Above it all is a picture of Our Lady of Guadalupe. This particular piece of art was a gift from my mom about 10 years ago. She got it in Mexico and I have always loved it. In the future I plan to rotate with other religious art that I have, perhaps to coordinate with the liturgical year.

I thought I would post a picture of this too. It's the book cases I use for our little home altar. I keep all our children's religious books here. From lives of the saints, to Catholic homeschool resources. It's a place where the kids (or I) can go to get a book and be uplifted.

The top-most shelves are for the sole purpose of the kids. On the left I keep a pretty picture of Our Lady, a candle for the Sacred Heart of Jesus and two books that I pick out for the kids to read to themselves or for me to read aloud. Currently we have "For the Children" and "Once Upon a Time Saints" (laying on the shelf). These books will also be rotated with others.

On the right side, I keep a bin full of rosary books, liturgical vestments for our priest paper-doll, napkins in the liturgical colors to cover our altar, construction paper for the little paper altar, our prayer wheel, and other little things for the kids to play with and do. I will be taking paper activities from our liturgical box to keep this somewhat stocked.

And that concludes the tour of our new school room, home altar. I love it and it works for our family's needs. From being interactive and inspirational, to being a great learning space with flexibility. I'm sure that as time passes, this space will evolve and continue to change along with our needs.


Laura O said...

What an incredible space you've created! We are on a quest in our house to obtain a few statues and pictures to have the house reflect our Catholic faith.
Reading your post has me thinking about where we could put a home altar and what we can use. Now to find the time to make it happen!

Gardenia said...

beautiful, and so holy. I love the Father Nick -- and now I think I will get him because he goes so perfectly on a home altar. Your books are wonderful too. We have the "Saints: a year in faith and art" and enjoy it. I'll have to check out the other links to some of your other books. thanks for sharing.

Liz said...

Thanks Laura and Gardenia! I've been so excited every time we go to our little altar and the kids love it too! Wish I would have done this a long time ago!

Rosario said...

very nice. I like your idea. I have little altars all over the house. My big altar is in the living room. I have another one near the back entrance to the house, and each bedroom has their small altar.

Michelle said...

Nice! We put up our home altar a few months ago. We wound up doing a floating shelf by our kitchen table. It's got a crucifix mounted above it and we have picture cards and holy water on display.
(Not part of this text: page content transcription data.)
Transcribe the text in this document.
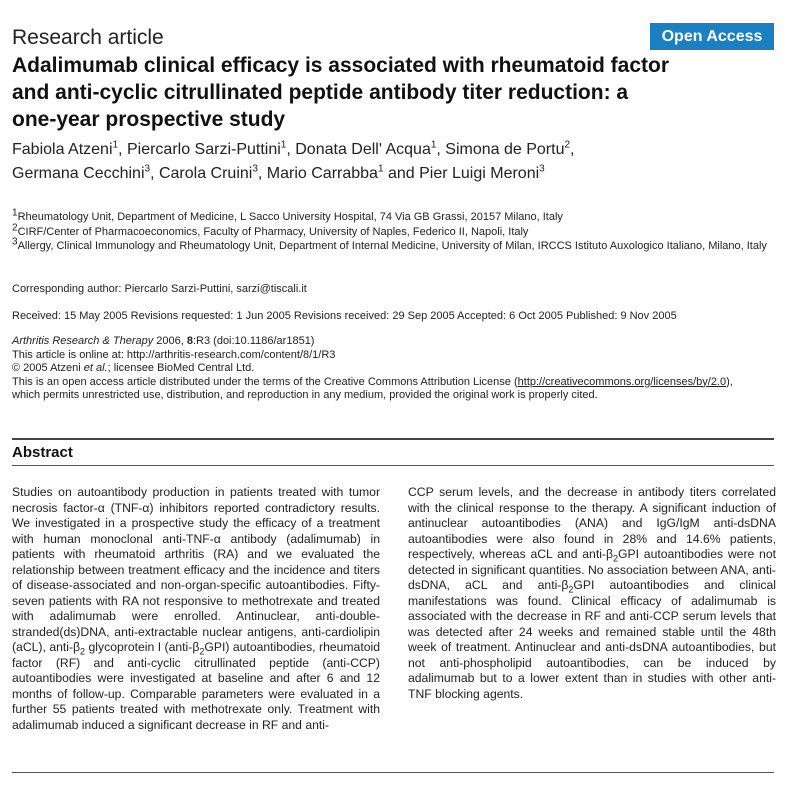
Research article	Open Access
Adalimumab clinical efficacy is associated with rheumatoid factor
and anti-cyclic citrullinated peptide antibody titer reduction: a
one-year prospective study
Fabiola Atzeni$^1$, Piercarlo Sarzi-Puttini$^1$, Donata Dell' Acqua$^1$, Simona de Portu$^2$,
Germana Cecchini$^3$, Carola Cruini$^3$, Mario Carrabba$^1$ and Pier Luigi Meroni$^3$
$^1$Rheumatology Unit, Department of Medicine, L Sacco University Hospital, 74 Via GB Grassi, 20157 Milano, Italy
$^2$CIRF/Center of Pharmacoeconomics, Faculty of Pharmacy, University of Naples, Federico II, Napoli, Italy
$^3$Allergy, Clinical Immunology and Rheumatology Unit, Department of Internal Medicine, University of Milan, IRCCS Istituto Auxologico Italiano, Milano, Italy
Corresponding author: Piercarlo Sarzi-Puttini, sarzi@tiscali.it
Received: 15 May 2005 Revisions requested: 1 Jun 2005 Revisions received: 29 Sep 2005 Accepted: 6 Oct 2005 Published: 9 Nov 2005
Arthritis Research & Therapy 2006, 8:R3 (doi:10.1186/ar1851)
This article is online at: http://arthritis-research.com/content/8/1/R3
© 2005 Atzeni et al.; licensee BioMed Central Ltd.
This is an open access article distributed under the terms of the Creative Commons Attribution License (http://creativecommons.org/licenses/by/2.0),
which permits unrestricted use, distribution, and reproduction in any medium, provided the original work is properly cited.
Abstract
Studies on autoantibody production in patients treated with tumor necrosis factor-α (TNF-α) inhibitors reported contradictory results. We investigated in a prospective study the efficacy of a treatment with human monoclonal anti-TNF-α antibody (adalimumab) in patients with rheumatoid arthritis (RA) and we evaluated the relationship between treatment efficacy and the incidence and titers of disease-associated and non-organ-specific autoantibodies. Fifty-seven patients with RA not responsive to methotrexate and treated with adalimumab were enrolled. Antinuclear, anti-double-stranded(ds)DNA, anti-extractable nuclear antigens, anti-cardiolipin (aCL), anti-$\beta_2$ glycoprotein I $(anti-\beta_2GPI)$ autoantibodies, rheumatoid factor (RF) and anti-cyclic citrullinated peptide (anti-CCP) autoantibodies were investigated at baseline and after 6 and 12 months of follow-up. Comparable parameters were evaluated in a further 55 patients treated with methotrexate only. Treatment with adalimumab induced a significant decrease in RF and anti-
CCP serum levels, and the decrease in antibody titers correlated with the clinical response to the therapy. A significant induction of antinuclear autoantibodies (ANA) and IgG/IgM anti-dsDNA autoantibodies were also found in 28% and 14.6% patients, respectively, whereas aCL and anti-$\beta_2GPI$ autoantibodies were not detected in significant quantities. No association between ANA, anti-dsDNA, aCL and anti-$\beta_2GPI$ autoantibodies and clinical manifestations was found. Clinical efficacy of adalimumab is associated with the decrease in RF and anti-CCP serum levels that was detected after 24 weeks and remained stable until the 48th week of treatment. Antinuclear and anti-dsDNA autoantibodies, but not anti-phospholipid autoantibodies, can be induced by adalimumab but to a lower extent than in studies with other anti-TNF blocking agents.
To keep our liturgical colors, I purchased a clear glass vase and glass marbles/flower sprigs/candles in red, green, white, purple, and blue. We've also got an incense holder and I purchased some Roman incense online.

We light our candle every night at dinner time and on Sundays and holy days we light an incense stick. It's nice having a special space at home!

Xhonane Olivas said...

Wow! Thank you for sharing your beautiful home altar Liz! You did a great job! I will post ideas for home altars and I would like to show yours! : )

Liz said...

Thanks for your wonderful comments everyone! I love seeing and reading about how others keep their altars too.

Xhonane, thanks! I'm always happy if I can give anyone an idea!


Anonymous said...

Liz - I was browsing the web looking for pix of Guadalupe home altars and came across your site. I love the idea of the bookcase and also incorporating other images of Our Lady such as Fatima. What a wonderful example you are setting for your children. They are learning to associate time spent with God with beauty, creativity, learning, family, and love. What a rich heritage you are giving your little ones!

God bless you, Godly mother.

And Merry Christmas.

Anonymous said...

Who is "Our Lady of Fatima"? Why is she on an altar?